In the summer of 1665, the village tailor received a parcel of material from his supplier in London. This parcel contained the fleas that caused the plague. The tailor was dead from the plague within one week of receiving his parcel. By the end of September, five more villagers had died. Twenty three died in October.
Some of the villagers suggested that they should flee the village for the nearby city of Sheffield. Mompesson persuaded them not to do this as he feared that they would spread the plague into the north of England that had more or less escaped the worst of it. In fact, the village decided to cut itself off from the outside would. They effectively agreed to quarantine themselves even though it would mean death for many of them.

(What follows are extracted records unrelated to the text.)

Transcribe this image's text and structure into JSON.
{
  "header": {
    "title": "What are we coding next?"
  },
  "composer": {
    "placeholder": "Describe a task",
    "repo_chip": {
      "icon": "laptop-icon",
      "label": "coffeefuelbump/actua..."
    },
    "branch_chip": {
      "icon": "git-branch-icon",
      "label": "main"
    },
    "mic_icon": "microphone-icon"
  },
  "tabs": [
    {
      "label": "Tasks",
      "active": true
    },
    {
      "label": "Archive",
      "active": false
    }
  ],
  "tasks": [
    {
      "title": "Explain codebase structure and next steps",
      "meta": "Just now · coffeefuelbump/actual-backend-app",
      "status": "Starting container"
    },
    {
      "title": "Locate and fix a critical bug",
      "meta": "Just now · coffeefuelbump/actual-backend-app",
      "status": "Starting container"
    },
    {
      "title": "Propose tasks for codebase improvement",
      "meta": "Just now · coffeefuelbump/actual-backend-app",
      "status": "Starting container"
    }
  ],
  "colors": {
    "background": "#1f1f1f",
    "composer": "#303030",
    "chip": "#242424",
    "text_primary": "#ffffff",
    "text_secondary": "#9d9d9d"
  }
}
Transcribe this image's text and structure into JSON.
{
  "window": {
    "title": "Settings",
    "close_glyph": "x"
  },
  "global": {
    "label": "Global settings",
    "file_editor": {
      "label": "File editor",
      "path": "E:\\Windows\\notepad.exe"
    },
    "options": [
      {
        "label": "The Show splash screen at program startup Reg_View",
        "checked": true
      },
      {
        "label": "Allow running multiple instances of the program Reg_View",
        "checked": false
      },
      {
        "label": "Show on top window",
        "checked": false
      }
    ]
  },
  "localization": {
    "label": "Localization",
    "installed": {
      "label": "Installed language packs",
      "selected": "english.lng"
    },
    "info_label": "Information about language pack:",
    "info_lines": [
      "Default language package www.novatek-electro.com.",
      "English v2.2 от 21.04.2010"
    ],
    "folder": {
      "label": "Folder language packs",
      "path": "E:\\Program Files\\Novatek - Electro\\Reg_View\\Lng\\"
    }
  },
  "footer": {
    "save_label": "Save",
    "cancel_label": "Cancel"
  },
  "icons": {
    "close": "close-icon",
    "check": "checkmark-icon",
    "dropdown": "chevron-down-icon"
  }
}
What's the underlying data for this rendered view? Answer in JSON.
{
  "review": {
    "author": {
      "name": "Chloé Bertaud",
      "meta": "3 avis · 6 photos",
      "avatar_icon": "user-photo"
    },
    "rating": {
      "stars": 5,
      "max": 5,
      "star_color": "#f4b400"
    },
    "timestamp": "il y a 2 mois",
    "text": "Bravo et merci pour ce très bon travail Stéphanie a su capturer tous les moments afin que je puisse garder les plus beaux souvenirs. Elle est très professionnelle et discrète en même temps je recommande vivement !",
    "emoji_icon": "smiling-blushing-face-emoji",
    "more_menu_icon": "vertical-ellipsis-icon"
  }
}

Whether this act of collective self-sacrifice really did prevent the plague spreading to neighbouring villages – or worse to the slums of nearby Sheffield – we’ll never know. But it seems to me a rather apt – albeit morbid – illustration of what we might understand by the
‘Big Society’. The villagers of
Eyam didn’t have to listen to
Mompesson the local vicar. They could have left the village – fleeing the plague. They chose not to out of what appears to be a belief in doing the right thing, together.